M. le ministre délégué à l’industrie. Il ne faut pas raconter de mensonges uniquement pour essayer de faire tenir vos arguments.

M. François Brottes. Je comprends que vous soyez gêné, monsieur le ministre !

M. le ministre délégué à l’industrie. Franchement, monsieur Brottes, soyez honnête dans ce débat…

M. François Brottes. Je le suis !

M. le ministre délégué à l’industrie. …et vous aurez des réponses à la hauteur de votre honnêteté. (Applaudissements sur les bancs du groupe de l’Union pour un mouvement populaire.)

M. François Brottes.
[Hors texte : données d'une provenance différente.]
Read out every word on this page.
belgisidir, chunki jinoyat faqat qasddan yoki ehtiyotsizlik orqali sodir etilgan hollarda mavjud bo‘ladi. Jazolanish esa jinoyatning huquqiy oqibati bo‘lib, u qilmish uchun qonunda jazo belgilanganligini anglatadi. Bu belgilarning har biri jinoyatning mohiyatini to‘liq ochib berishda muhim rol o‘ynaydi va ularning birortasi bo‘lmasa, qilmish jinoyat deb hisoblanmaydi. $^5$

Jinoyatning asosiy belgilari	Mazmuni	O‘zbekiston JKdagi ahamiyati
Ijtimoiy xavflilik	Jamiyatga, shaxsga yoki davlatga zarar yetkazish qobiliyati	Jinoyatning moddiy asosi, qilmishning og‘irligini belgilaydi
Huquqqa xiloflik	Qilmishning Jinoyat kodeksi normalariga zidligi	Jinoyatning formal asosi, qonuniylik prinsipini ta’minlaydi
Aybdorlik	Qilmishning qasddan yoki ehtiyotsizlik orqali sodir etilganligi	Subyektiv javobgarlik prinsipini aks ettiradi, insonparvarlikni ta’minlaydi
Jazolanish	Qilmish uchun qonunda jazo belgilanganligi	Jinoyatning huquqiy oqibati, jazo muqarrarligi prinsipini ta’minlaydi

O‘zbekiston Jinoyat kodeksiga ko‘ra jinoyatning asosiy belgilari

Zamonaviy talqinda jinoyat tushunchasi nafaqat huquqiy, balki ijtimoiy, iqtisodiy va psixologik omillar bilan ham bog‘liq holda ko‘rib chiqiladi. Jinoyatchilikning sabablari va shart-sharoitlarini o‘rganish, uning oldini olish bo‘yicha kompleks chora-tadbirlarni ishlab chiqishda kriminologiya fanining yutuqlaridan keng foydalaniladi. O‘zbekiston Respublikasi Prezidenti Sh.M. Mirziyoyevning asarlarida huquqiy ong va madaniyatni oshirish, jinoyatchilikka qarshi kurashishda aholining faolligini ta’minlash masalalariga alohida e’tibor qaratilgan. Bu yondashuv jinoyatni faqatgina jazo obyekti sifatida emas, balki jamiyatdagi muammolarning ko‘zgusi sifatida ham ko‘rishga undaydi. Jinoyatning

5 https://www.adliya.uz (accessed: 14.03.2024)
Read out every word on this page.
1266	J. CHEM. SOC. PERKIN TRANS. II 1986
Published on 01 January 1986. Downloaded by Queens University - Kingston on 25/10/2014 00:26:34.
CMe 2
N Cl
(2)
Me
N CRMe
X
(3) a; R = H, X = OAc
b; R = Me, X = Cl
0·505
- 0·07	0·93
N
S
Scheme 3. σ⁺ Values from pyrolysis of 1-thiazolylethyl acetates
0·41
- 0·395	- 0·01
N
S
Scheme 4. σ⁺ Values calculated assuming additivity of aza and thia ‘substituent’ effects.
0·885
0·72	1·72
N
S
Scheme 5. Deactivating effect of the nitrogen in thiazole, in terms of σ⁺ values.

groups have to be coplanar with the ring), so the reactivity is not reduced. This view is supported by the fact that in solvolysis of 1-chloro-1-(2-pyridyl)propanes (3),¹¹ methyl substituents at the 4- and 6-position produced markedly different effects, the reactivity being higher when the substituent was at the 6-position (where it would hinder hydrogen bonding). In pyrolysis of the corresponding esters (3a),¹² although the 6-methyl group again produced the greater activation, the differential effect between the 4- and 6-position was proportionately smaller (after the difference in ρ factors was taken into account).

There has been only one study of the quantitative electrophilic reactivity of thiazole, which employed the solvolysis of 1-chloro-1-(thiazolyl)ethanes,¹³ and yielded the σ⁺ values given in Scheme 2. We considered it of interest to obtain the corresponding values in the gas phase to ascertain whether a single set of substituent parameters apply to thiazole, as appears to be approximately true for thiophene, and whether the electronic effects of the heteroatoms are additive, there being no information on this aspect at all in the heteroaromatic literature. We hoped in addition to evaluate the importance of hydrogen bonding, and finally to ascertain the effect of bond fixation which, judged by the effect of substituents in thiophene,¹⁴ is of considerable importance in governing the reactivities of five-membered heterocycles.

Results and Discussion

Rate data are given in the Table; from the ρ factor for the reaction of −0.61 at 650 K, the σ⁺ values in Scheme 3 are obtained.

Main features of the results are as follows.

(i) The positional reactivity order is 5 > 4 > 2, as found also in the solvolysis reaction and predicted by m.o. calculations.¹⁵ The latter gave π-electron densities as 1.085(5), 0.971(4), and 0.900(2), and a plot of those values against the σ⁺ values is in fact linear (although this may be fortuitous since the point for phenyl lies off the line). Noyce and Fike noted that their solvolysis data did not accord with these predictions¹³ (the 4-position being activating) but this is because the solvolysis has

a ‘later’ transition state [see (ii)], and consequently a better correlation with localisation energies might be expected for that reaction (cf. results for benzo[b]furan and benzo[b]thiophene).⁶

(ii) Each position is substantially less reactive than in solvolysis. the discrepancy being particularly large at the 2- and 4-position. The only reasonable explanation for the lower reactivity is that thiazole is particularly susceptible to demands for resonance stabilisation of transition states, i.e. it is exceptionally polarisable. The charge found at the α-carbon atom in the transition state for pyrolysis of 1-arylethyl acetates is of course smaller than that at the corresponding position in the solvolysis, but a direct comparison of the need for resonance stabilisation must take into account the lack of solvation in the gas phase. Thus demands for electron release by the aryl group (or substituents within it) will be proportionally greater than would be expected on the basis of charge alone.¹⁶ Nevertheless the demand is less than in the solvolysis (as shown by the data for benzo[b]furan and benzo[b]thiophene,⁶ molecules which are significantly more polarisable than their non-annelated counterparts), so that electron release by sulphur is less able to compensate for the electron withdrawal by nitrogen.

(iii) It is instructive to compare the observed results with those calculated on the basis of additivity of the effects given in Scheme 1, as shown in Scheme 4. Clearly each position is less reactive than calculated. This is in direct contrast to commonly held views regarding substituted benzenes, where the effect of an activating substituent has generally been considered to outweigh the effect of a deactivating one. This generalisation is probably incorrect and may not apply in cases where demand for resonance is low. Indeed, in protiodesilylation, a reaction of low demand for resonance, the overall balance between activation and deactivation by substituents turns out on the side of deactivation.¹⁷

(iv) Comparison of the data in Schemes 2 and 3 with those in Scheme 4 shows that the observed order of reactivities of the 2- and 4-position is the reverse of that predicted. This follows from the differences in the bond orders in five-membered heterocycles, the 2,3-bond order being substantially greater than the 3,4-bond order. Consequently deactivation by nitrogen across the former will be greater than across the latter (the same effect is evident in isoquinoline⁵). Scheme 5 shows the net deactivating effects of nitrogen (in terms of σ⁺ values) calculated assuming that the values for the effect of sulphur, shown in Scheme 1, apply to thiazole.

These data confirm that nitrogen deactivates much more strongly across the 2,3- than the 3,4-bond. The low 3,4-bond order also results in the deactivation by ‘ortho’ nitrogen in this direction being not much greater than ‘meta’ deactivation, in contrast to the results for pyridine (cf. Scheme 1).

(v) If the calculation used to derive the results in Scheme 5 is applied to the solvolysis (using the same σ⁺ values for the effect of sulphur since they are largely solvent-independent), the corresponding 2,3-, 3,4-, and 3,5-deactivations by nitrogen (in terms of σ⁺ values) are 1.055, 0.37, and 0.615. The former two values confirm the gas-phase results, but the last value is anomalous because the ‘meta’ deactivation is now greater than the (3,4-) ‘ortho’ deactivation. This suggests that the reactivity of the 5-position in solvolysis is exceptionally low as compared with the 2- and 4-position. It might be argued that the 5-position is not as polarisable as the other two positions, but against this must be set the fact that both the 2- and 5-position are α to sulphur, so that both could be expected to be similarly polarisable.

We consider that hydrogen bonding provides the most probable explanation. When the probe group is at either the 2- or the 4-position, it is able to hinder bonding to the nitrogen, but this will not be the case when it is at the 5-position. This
Je ne fais que citer vos propres déclarations. Et vous aurez remarqué, monsieur le président, que M. le ministre a mis en cause mon honnêteté !

M. le président. Mes chers collègues, la Conférence des présidents a décidé que les séances du mardi matin seraient désormais levées à midi afin de permettre à tous les députés d’assister aux réunions de groupe. Il nous reste certes dix minutes mais, dans la mesure où nous allons aborder une nouvelle série d’amendements dont l’examen risque, au rythme actuel, de prendre bien davantage, je crois plus sage de lever la séance.

La suite de la discussion est renvoyée à la prochaine séance.

ordre du jour des prochaines séances

M. le président. Cet après-midi, à quinze heures, deuxième séance publique :

Suite de la discussion, après déclaration d’urgence, du projet de loi, n° 3201, relatif au secteur de l’énergie :

Rapport, n° 3278, de M. Jean-Claude Lenoir, au nom de la commission des affaires économiques, de l’environnement et du territoire,

Avis, n° 3277, de M. Hervé Novelli, au nom de la commission des finances, de l’économie générale et du Plan.

À vingt et une heures trente, troisième séance publique :

Suite de l’ordre du jour de la première séance.

La séance est levée.

(La séance est levée à onze heures cinquante.)